The “wave period” data point is another piece of information that can benefit swimmers in particular. Lake Michigan alone typically accounts for half of all Great Lakes drownings a year, as much as all other lakes combined, according to the Great Lakes Surf Rescue Project. Statistics show that most such drownings do not occur when the waves are highest, but when they are in the range of 3 to 6 feet.
“It’s big, but not‘ scary ’big. People think, “I can handle this,” said Ricky Castro, a meteorologist with the Chicago National Weather Service.
But what makes Lake Michigan’s waves so deadly is not so much the height as the period or time when the swells follow one another in rapid magical succession. Castro said it’s a unique aspect of the lake that people don’t know about, and that’s what makes swimmers.
Tracking current conditions, Chuoy also establishes a historical record of Chicago’s coastal waters.
Bardou said it could be useful for predicting things like the point at which lake waves will break about barriers on DuSable Lake Shore Drive or houses on the shoreline. “If nothing else, it gives us a threshold ahead of what conditions, such as wind speed or wind direction, led to this result,” he said.

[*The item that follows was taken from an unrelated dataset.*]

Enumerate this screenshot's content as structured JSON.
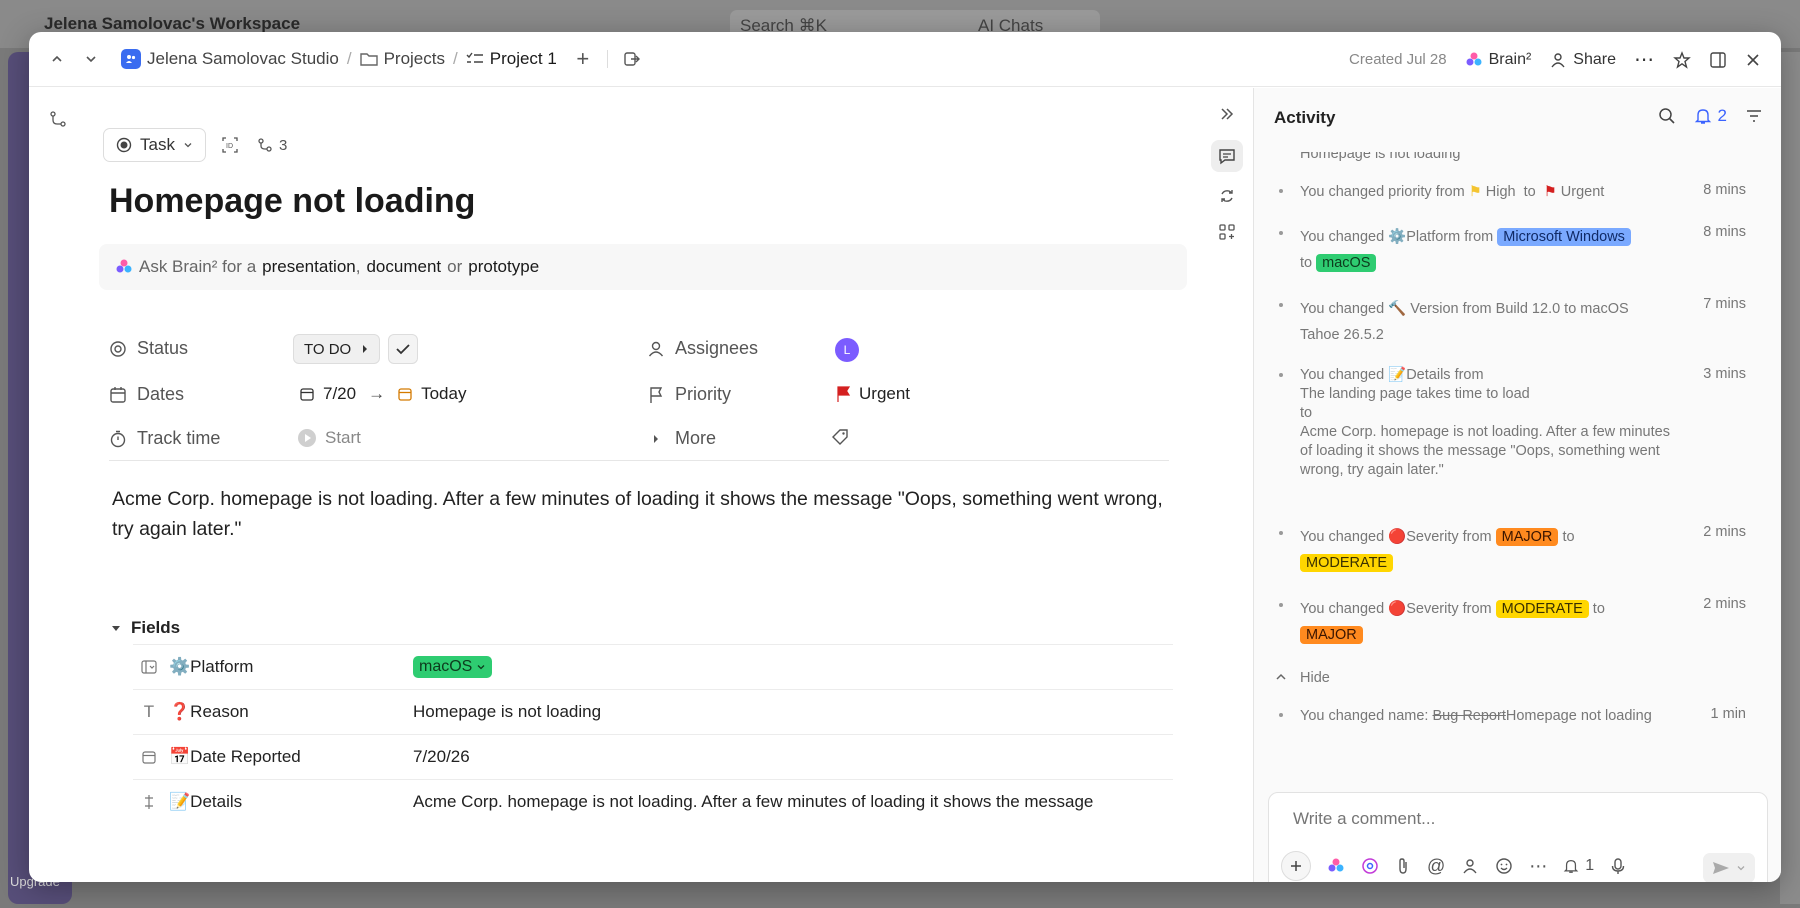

Buoy data will have applications outside of meteorology.
Austin Happel, a biologist from the Shadd Aquarium, has come to Burnham Harbor to launch Chuoi and is already figuring out how a buoy can contribute to his research on urban waterways.
“Buoys collect temperature data, which is a driving factor in how a fish behaves – when a fish spawns, how much it eats,” Hapel said. “In the future, I hope to link this data more to keep track of fish, where it goes and how it changes over the seasons. At what temperature do they appear? How do they act when storms come? ”
Chuoi will be in place depending on the weather until late October or early November.